Posted on 05/03/2024 8:47:19 AM PDT by Macho MAGA Man
we had a lasho apso (sp) put down It had papers and was given to us as a pup. I came home from the road and it had been biting the kids and my wife . I put my hand out palm down and squatted thinking the dog would respond normally to a passive approach.
We sent him to a woman who trained that breed. Three days later she gave us the name of a vet and said see this guy, there is something seriously wrong with the dog. We talked to the vet and he put the dog to sleep for good.
I would guess this may not be so unusual. But once the media sinks their teeth into something they are as irrational as our dog was.
I absolutely concur that the dog should be shot. Also it is suggested that it is a registered breed, so it was expensive, so shooting it was not done without reflection. There are dogs that are unstable and they must be done away with.
Some have mentioned "Re-homing" the dog. Why? There are many many nice shelter dogs that waiting for a new home.
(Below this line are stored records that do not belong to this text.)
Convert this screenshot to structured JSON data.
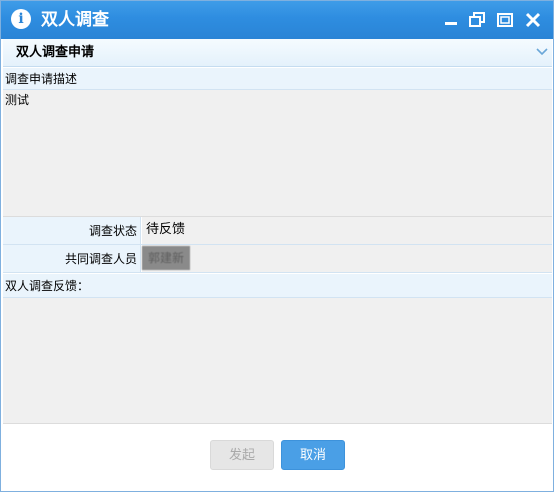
{
  "window": {
    "title": "双人调查",
    "icon": "info-icon",
    "controls": [
      "minimize-icon",
      "restore-icon",
      "maximize-icon",
      "close-icon"
    ]
  },
  "panel": {
    "title": "双人调查申请",
    "toggle_icon": "chevron-down-icon"
  },
  "description": {
    "label": "调查申请描述",
    "value": "测试"
  },
  "status": {
    "label": "调查状态",
    "value": "待反馈"
  },
  "co_investigator": {
    "label": "共同调查人员",
    "value": "郭建新"
  },
  "feedback": {
    "label": "双人调查反馈：",
    "value": ""
  },
  "buttons": {
    "submit_label": "发起",
    "cancel_label": "取消"
  },
  "colors": {
    "titlebar": "#2a84d6",
    "label_bg": "#eaf4fc",
    "field_bg": "#f0f0f0",
    "primary_button": "#4a9fe6",
    "disabled_button": "#e6e6e6"
  }
}
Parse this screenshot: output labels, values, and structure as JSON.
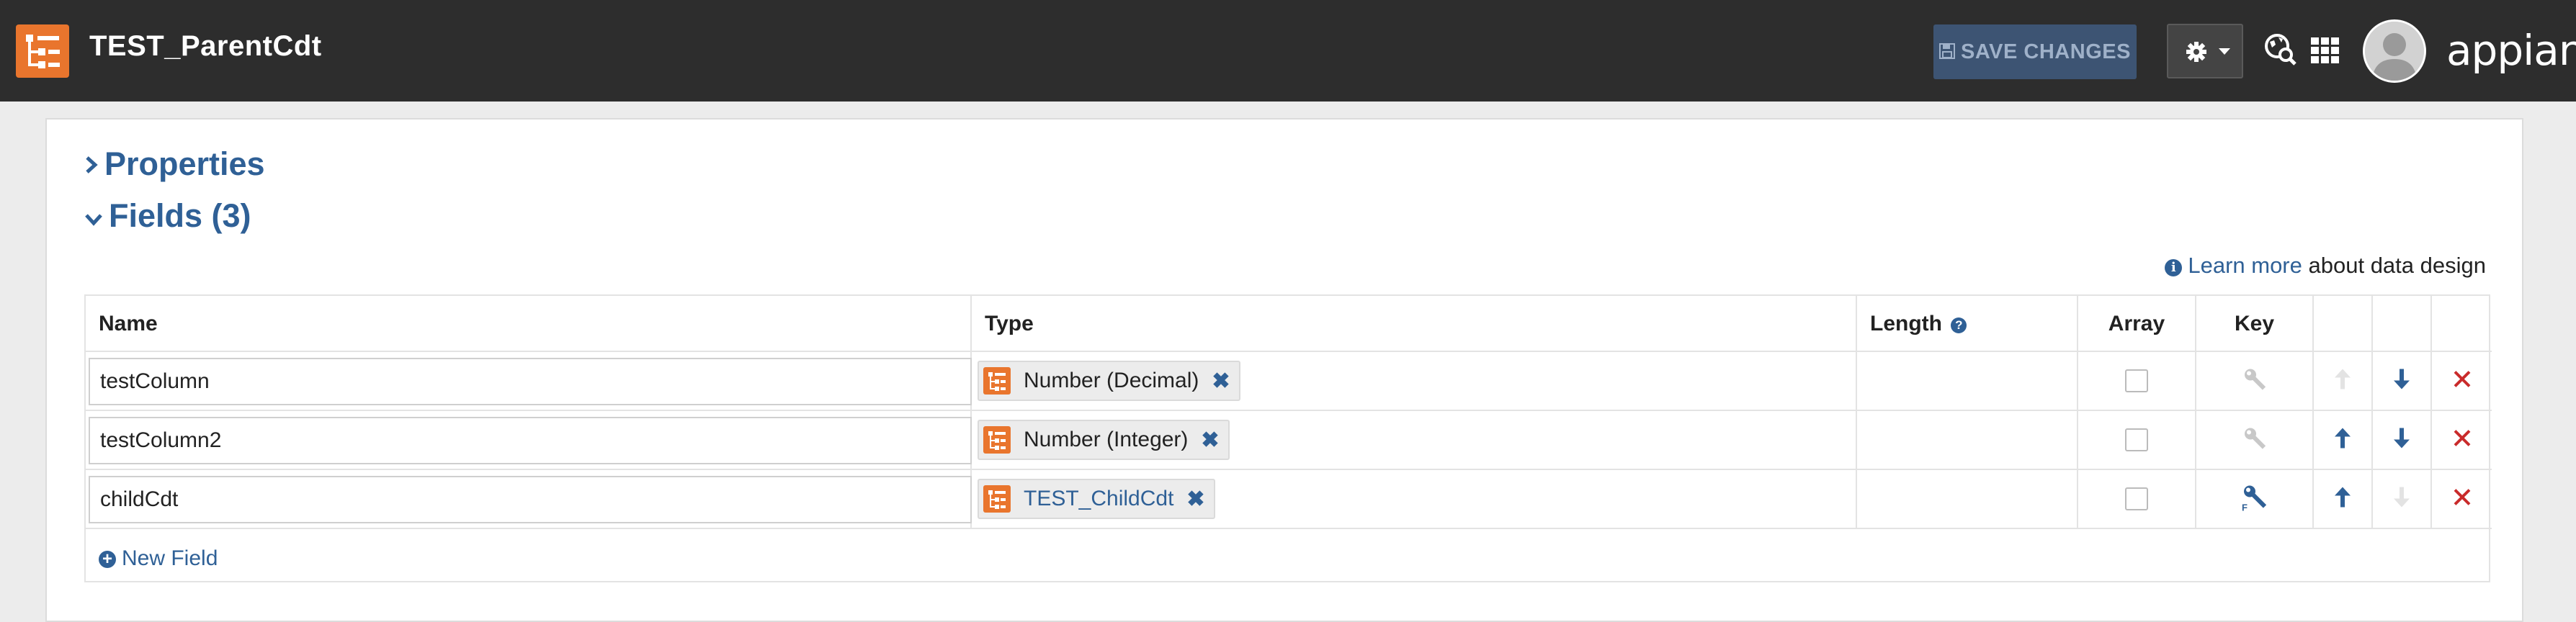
{
  "header": {
    "title": "TEST_ParentCdt",
    "save_label": "SAVE CHANGES",
    "brand": "appian",
    "icons": {
      "app": "record-type-icon",
      "settings": "gear-icon",
      "navigator": "globe-search-icon",
      "apps": "app-grid-icon",
      "user": "avatar-icon"
    },
    "colors": {
      "bar": "#2d2d2d",
      "save_bg": "#3d5473",
      "app_icon": "#e9752d"
    }
  },
  "sections": {
    "properties": "Properties",
    "fields": "Fields (3)"
  },
  "learn": {
    "link": "Learn more",
    "rest": "about data design"
  },
  "table": {
    "headers": {
      "name": "Name",
      "type": "Type",
      "length": "Length",
      "array": "Array",
      "key": "Key"
    },
    "rows": [
      {
        "name": "testColumn",
        "type": "Number (Decimal)",
        "type_is_link": false,
        "array": false,
        "key": "inactive",
        "up": "disabled",
        "down": "enabled"
      },
      {
        "name": "testColumn2",
        "type": "Number (Integer)",
        "type_is_link": false,
        "array": false,
        "key": "inactive",
        "up": "enabled",
        "down": "enabled"
      },
      {
        "name": "childCdt",
        "type": "TEST_ChildCdt",
        "type_is_link": true,
        "array": false,
        "key": "foreign-key",
        "up": "enabled",
        "down": "disabled"
      }
    ],
    "new_field_label": "New Field"
  },
  "accent_colors": {
    "link": "#2f6096",
    "delete": "#c92a2a"
  }
}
OBTW, there seems to be an inference that hunting dogs need to be pure breed to do well hunting. That is not true. When I was growing up, the best hunting dogs were mongrels that had the right instincts and the desire. Just recently, I owned a pure mongrel (We called it "the brown dog.") that was as fast as lighting and instinctively a pointer. That dog was so fast it once caught a bird in mid-flight and used to kill a couple of squirrels every year. That dog would be doing a full out sprint and lock up and point at a bird. The dog's point was the classic one foot up, tail straight out and head pointed at the point of interest. Unfortunately it was extremely skittish. If I ever had shot a shotgun around it, I would have spent the rest of the day trying to find it.